> Now if the Kitty image protocol is so great and the Sixel stuff is so bad, why is it only used in Kitty and Ghostty?
Images as in "pictures" or is that something else? I'm using Alacritty, and I don't think I've once thought "I need to see this image inside the terminal" and I do deal with images and frames from videos a lot. Probably if I saw it being added to Alacritty I'd think it was adding unnecessary bloat, so I wouldn't be surprised not every terminal is rushing to implement it.
Or I completely misunderstand what you're talking about.
I run Kitty and use this feature regularly. Most of the time, I rely on it within Yazi [1], a TUI file manager, but I can also display plots within the Julia REPL, thanks to the KittyTerminalImages.jl package [2]. It's even more crucial when I'm navigating a remote directory and need to check an image file, as I usually have timg [3] installed on those servers. Once you discover how valuable this is, it becomes a permanent part of your workflow.
Definitely. I use KittyTerminalImages.jl often, and also the image.nvim plugin for embedding images into a Markdown or other buffer in Neovim: https://github.com/3rd/image.nvim
I have to say, (caveat, I have not tried any of these yet) that I am intrigued by all these features like graphics being added to terminals. It feel like exploring an alternate timeline 1990s where the GUI “lost” — of course in the absence of a successful Windows and Macintosh, terminals would have naturally gained these graphical abilities 30 years ago.

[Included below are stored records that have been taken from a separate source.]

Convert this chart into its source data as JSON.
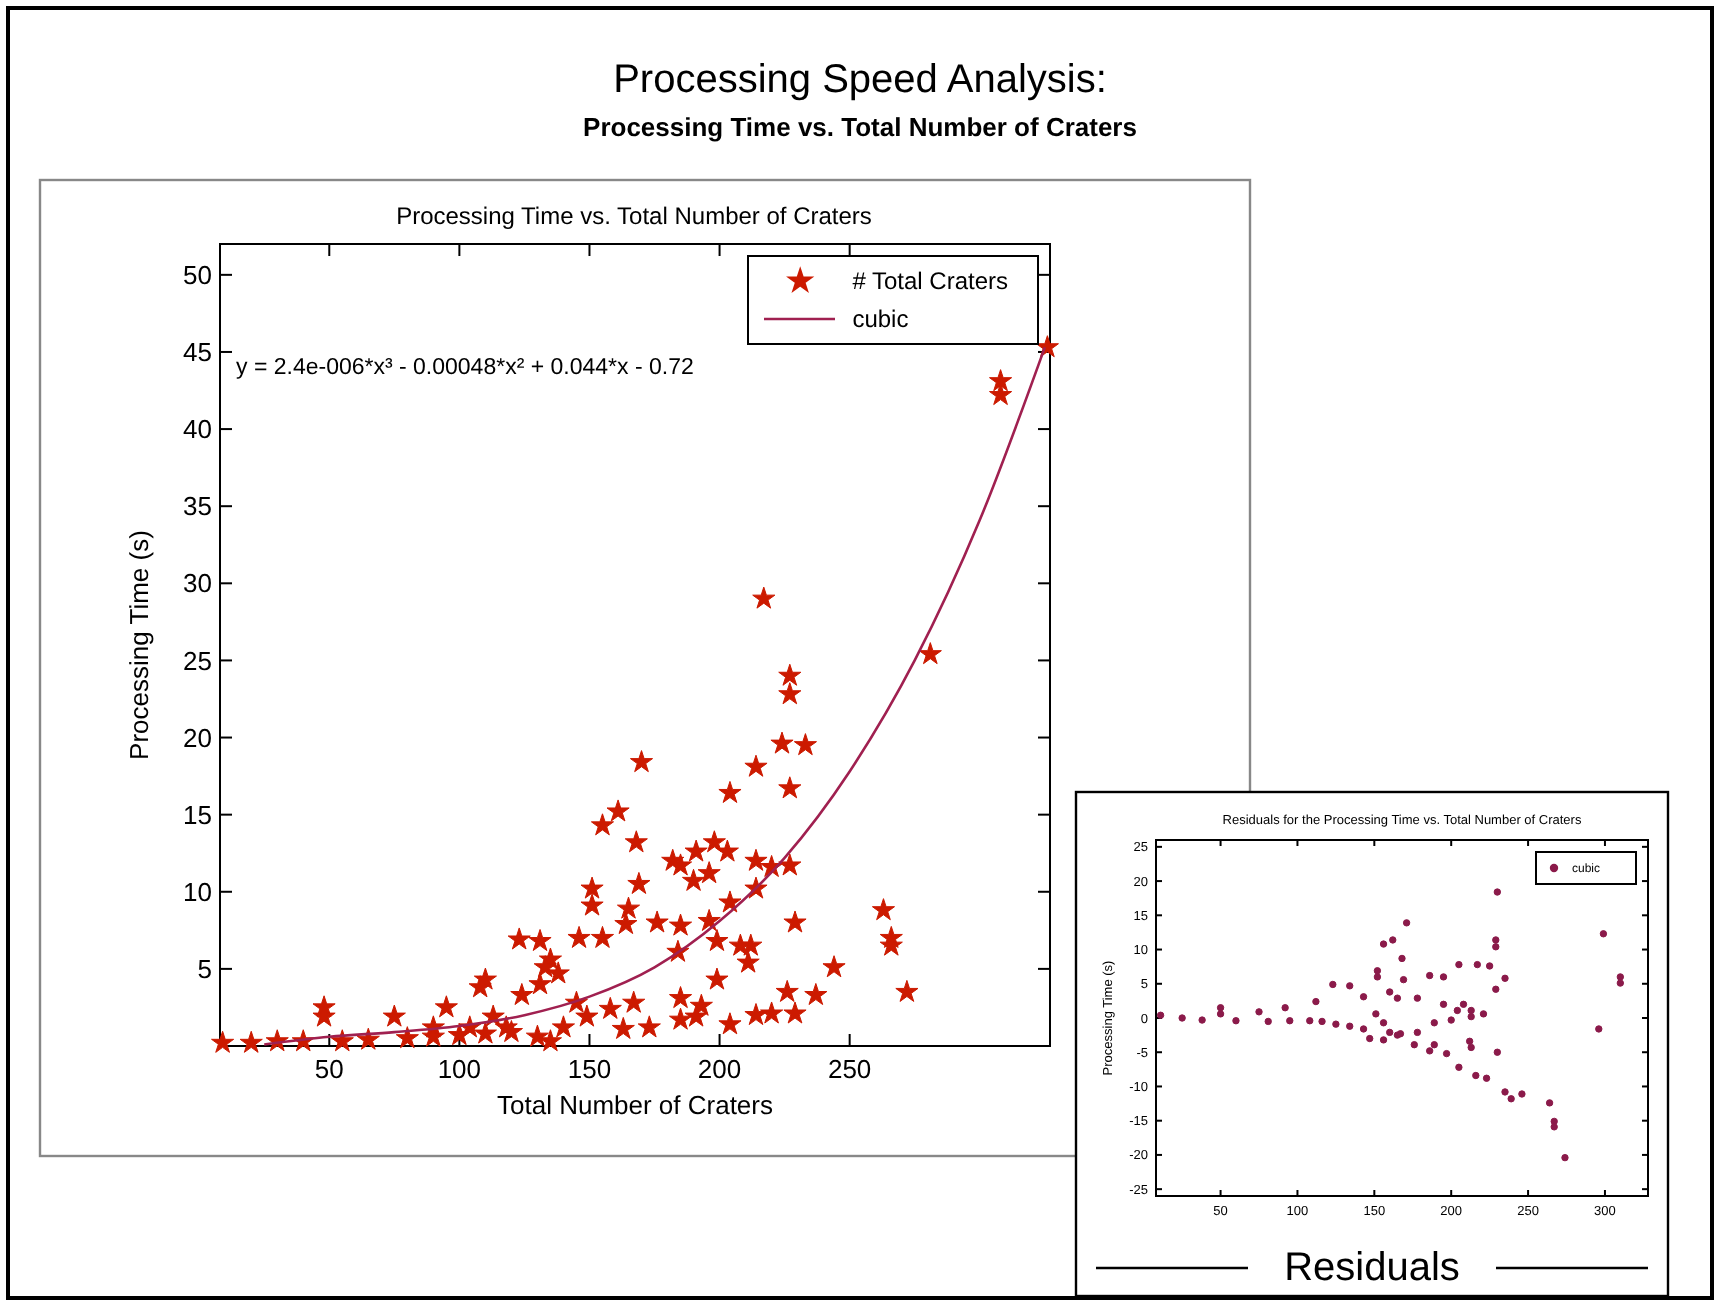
{
  "chart_data": [
    {
      "type": "scatter",
      "title": "Processing Speed Analysis:",
      "subtitle": "Processing Time vs. Total Number of Craters",
      "xlabel": "Total Number of Craters",
      "ylabel": "Processing Time (s)",
      "annotations": [
        "Processing Time vs. Total Number of Craters",
        "y = 2.4e-006*x³ - 0.00048*x² + 0.044*x - 0.72"
      ],
      "xlim": [
        8,
        327
      ],
      "ylim": [
        0,
        52
      ],
      "xticks": [
        50,
        100,
        150,
        200,
        250
      ],
      "yticks": [
        5,
        10,
        15,
        20,
        25,
        30,
        35,
        40,
        45,
        50
      ],
      "legend": "top right",
      "series": [
        {
          "name": "# Total Craters",
          "marker": "star",
          "color": "#cc1a00",
          "x": [
            326,
            308,
            308,
            217,
            281,
            227,
            227,
            224,
            233,
            170,
            214,
            204,
            227,
            161,
            155,
            168,
            198,
            191,
            203,
            182,
            185,
            214,
            220,
            227,
            190,
            196,
            151,
            151,
            169,
            214,
            204,
            263,
            229,
            176,
            165,
            164,
            185,
            196,
            266,
            266,
            123,
            131,
            146,
            155,
            135,
            133,
            199,
            208,
            212,
            211,
            184,
            199,
            244,
            272,
            108,
            110,
            124,
            226,
            237,
            185,
            193,
            48,
            48,
            75,
            95,
            214,
            220,
            229,
            204,
            173,
            185,
            191,
            163,
            145,
            149,
            140,
            158,
            167,
            113,
            118,
            104,
            90,
            131,
            138,
            9,
            20,
            30,
            40,
            55,
            65,
            80,
            90,
            100,
            110,
            120,
            130,
            135
          ],
          "values": [
            45.3,
            43.1,
            42.2,
            29.0,
            25.4,
            24.0,
            22.8,
            19.6,
            19.5,
            18.4,
            18.1,
            16.4,
            16.7,
            15.2,
            14.3,
            13.2,
            13.2,
            12.6,
            12.6,
            12.0,
            11.7,
            12.0,
            11.6,
            11.7,
            10.7,
            11.2,
            10.2,
            9.1,
            10.5,
            10.2,
            9.3,
            8.8,
            8.0,
            8.0,
            8.9,
            7.9,
            7.8,
            8.1,
            7.0,
            6.5,
            6.9,
            6.8,
            7.0,
            7.0,
            5.6,
            5.1,
            6.8,
            6.5,
            6.5,
            5.4,
            6.1,
            4.3,
            5.1,
            3.5,
            3.8,
            4.3,
            3.3,
            3.5,
            3.3,
            3.1,
            2.6,
            2.5,
            1.9,
            1.9,
            2.5,
            2.0,
            2.1,
            2.1,
            1.4,
            1.2,
            1.7,
            1.9,
            1.1,
            2.8,
            1.9,
            1.2,
            2.4,
            2.8,
            1.9,
            1.2,
            1.2,
            1.2,
            4.0,
            4.7,
            0.2,
            0.2,
            0.3,
            0.3,
            0.3,
            0.4,
            0.5,
            0.6,
            0.7,
            0.8,
            0.9,
            0.6,
            0.3
          ]
        },
        {
          "name": "cubic",
          "type": "line",
          "color": "#a02050",
          "x": [
            25,
            50,
            75,
            100,
            125,
            150,
            175,
            200,
            225,
            250,
            275,
            300,
            325
          ],
          "values": [
            0.1,
            0.6,
            0.9,
            1.3,
            2.0,
            3.2,
            5.1,
            8.1,
            12.2,
            17.8,
            25.0,
            34.1,
            45.3
          ]
        }
      ]
    },
    {
      "type": "scatter",
      "title": "Residuals for the Processing Time vs. Total Number of Craters",
      "ylabel": "Processing Time (s)",
      "annotations": [
        "Residuals"
      ],
      "xlim": [
        8,
        328
      ],
      "ylim": [
        -26,
        26
      ],
      "xticks": [
        50,
        100,
        150,
        200,
        250,
        300
      ],
      "yticks": [
        -25,
        -20,
        -15,
        -10,
        -5,
        0,
        5,
        10,
        15,
        20,
        25
      ],
      "legend": "top right",
      "series": [
        {
          "name": "cubic",
          "marker": "circle",
          "color": "#8b1a4a",
          "x": [
            230,
            299,
            310,
            310,
            296,
            264,
            267,
            267,
            274,
            246,
            239,
            235,
            223,
            216,
            205,
            212,
            213,
            230,
            197,
            186,
            189,
            176,
            178,
            205,
            217,
            225,
            229,
            229,
            229,
            235,
            171,
            168,
            162,
            156,
            152,
            152,
            169,
            186,
            195,
            134,
            123,
            143,
            112,
            92,
            75,
            50,
            50,
            160,
            165,
            178,
            195,
            204,
            213,
            221,
            189,
            200,
            151,
            156,
            160,
            165,
            143,
            134,
            125,
            116,
            108,
            11,
            25,
            38,
            60,
            81,
            95,
            147,
            156,
            167,
            208,
            213
          ],
          "values": [
            18.4,
            12.3,
            6.0,
            5.1,
            -1.6,
            -12.4,
            -15.1,
            -15.9,
            -20.4,
            -11.1,
            -11.8,
            -10.8,
            -8.8,
            -8.4,
            -7.2,
            -3.4,
            -4.3,
            -5.0,
            -5.2,
            -4.8,
            -3.9,
            -3.9,
            -2.1,
            7.8,
            7.8,
            7.6,
            11.4,
            10.4,
            4.2,
            5.8,
            13.9,
            8.7,
            11.4,
            10.8,
            6.9,
            6.0,
            5.6,
            6.2,
            6.0,
            4.7,
            4.9,
            3.1,
            2.4,
            1.5,
            0.9,
            1.5,
            0.6,
            3.8,
            2.9,
            2.9,
            2.0,
            1.1,
            0.2,
            0.6,
            -0.7,
            -0.3,
            0.6,
            -0.7,
            -2.1,
            -2.5,
            -1.6,
            -1.2,
            -0.9,
            -0.5,
            -0.4,
            0.4,
            0.0,
            -0.3,
            -0.4,
            -0.5,
            -0.4,
            -3.0,
            -3.2,
            -2.3,
            2.0,
            1.1
          ]
        }
      ]
    }
  ]
}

The horrible kludge in Kitty of embedding pathnames inside VT-100 codes and making the terminal emulator delete the file when done is really, really far from the alternate timelines we once had.
Plan 9 says you're welcome to explore more. Here's a taste: Starting a "GUI app" in a "terminal" puts the GUI "window" in the pane where the terminal was.

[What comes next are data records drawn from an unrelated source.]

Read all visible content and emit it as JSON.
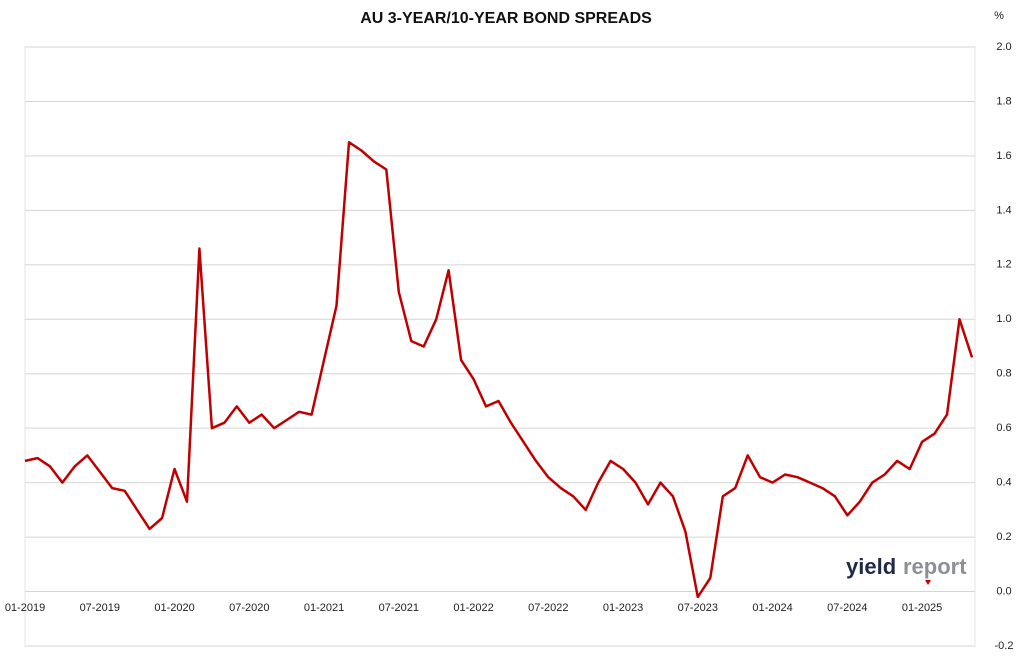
{
  "chart_data": {
    "type": "line",
    "title": "AU 3-YEAR/10-YEAR BOND SPREADS",
    "y_unit": "%",
    "x": [
      "01-2019",
      "02-2019",
      "03-2019",
      "04-2019",
      "05-2019",
      "06-2019",
      "07-2019",
      "08-2019",
      "09-2019",
      "10-2019",
      "11-2019",
      "12-2019",
      "01-2020",
      "02-2020",
      "03-2020",
      "04-2020",
      "05-2020",
      "06-2020",
      "07-2020",
      "08-2020",
      "09-2020",
      "10-2020",
      "11-2020",
      "12-2020",
      "01-2021",
      "02-2021",
      "03-2021",
      "04-2021",
      "05-2021",
      "06-2021",
      "07-2021",
      "08-2021",
      "09-2021",
      "10-2021",
      "11-2021",
      "12-2021",
      "01-2022",
      "02-2022",
      "03-2022",
      "04-2022",
      "05-2022",
      "06-2022",
      "07-2022",
      "08-2022",
      "09-2022",
      "10-2022",
      "11-2022",
      "12-2022",
      "01-2023",
      "02-2023",
      "03-2023",
      "04-2023",
      "05-2023",
      "06-2023",
      "07-2023",
      "08-2023",
      "09-2023",
      "10-2023",
      "11-2023",
      "12-2023",
      "01-2024",
      "02-2024",
      "03-2024",
      "04-2024",
      "05-2024",
      "06-2024",
      "07-2024",
      "08-2024",
      "09-2024",
      "10-2024",
      "11-2024",
      "12-2024",
      "01-2025",
      "02-2025",
      "03-2025",
      "04-2025",
      "05-2025"
    ],
    "series": [
      {
        "name": "AU 3-year/10-year spread",
        "color": "#c00000",
        "values": [
          0.48,
          0.49,
          0.46,
          0.4,
          0.46,
          0.5,
          0.44,
          0.38,
          0.37,
          0.3,
          0.23,
          0.27,
          0.45,
          0.33,
          1.26,
          0.6,
          0.62,
          0.68,
          0.62,
          0.65,
          0.6,
          0.63,
          0.66,
          0.65,
          0.85,
          1.05,
          1.65,
          1.62,
          1.58,
          1.55,
          1.1,
          0.92,
          0.9,
          1.0,
          1.18,
          0.85,
          0.78,
          0.68,
          0.7,
          0.62,
          0.55,
          0.48,
          0.42,
          0.38,
          0.35,
          0.3,
          0.4,
          0.48,
          0.45,
          0.4,
          0.32,
          0.4,
          0.35,
          0.22,
          -0.02,
          0.05,
          0.35,
          0.38,
          0.5,
          0.42,
          0.4,
          0.43,
          0.42,
          0.4,
          0.38,
          0.35,
          0.28,
          0.33,
          0.4,
          0.43,
          0.48,
          0.45,
          0.55,
          0.58,
          0.65,
          1.0,
          0.86
        ]
      }
    ],
    "xticks": [
      "01-2019",
      "07-2019",
      "01-2020",
      "07-2020",
      "01-2021",
      "07-2021",
      "01-2022",
      "07-2022",
      "01-2023",
      "07-2023",
      "01-2024",
      "07-2024",
      "01-2025"
    ],
    "ylim": [
      -0.2,
      2.0
    ],
    "yticks": [
      {
        "value": 2.0,
        "label": "2.0"
      },
      1.8,
      1.6,
      1.4,
      1.2,
      {
        "value": 1.0,
        "label": "1.0"
      },
      0.8,
      0.6,
      0.4,
      0.2,
      {
        "value": 0.0,
        "label": "0.0"
      },
      -0.2
    ],
    "grid": true,
    "logo": {
      "part1": "yield",
      "part2": "report"
    }
  }
}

It’s pretty nice to ssh into a remote host and plot some data there without needing either X forwarding, or dumping to files and rsync’ing, or similar workarounds.
The alacritty maintainers reject any image protocols as unnecessary. I am fond of images in terminals, but I gotta say that I respect their decision, very good call. Not every terminal emulator should do the same.
Viewing an image in a terminal can be really handy for debugging ML systems that use images or bitmaps. You can also paste images directly into claude code as context.
Once while working on a daemon that did both ML and DSP on live audio I added the ability to play sounds and display spectrographs of in-memory audio data at various points of the internal pipeline to debug an issue that would have been difficult otherwise. Way quicker than dumping WAV files to view externally.
I can confirm that I just do it over ssh fine all the time -- gnuplot, img2sixel as an "image-cat", etc. (`st` with patches to add sixel support as discussed in various places in these comments.)
Images as in "pictures" or is that something else? I'm using Alacritty, and I don't think I've once thought "I need to see this image inside the terminal" and I do deal with images and frames from videos a lot. Probably if I saw it being added to Alacritty I'd think it was adding unnecessary bloat, so I wouldn't be surprised not every terminal is rushing to implement it.
Or I completely misunderstand what you're talking about.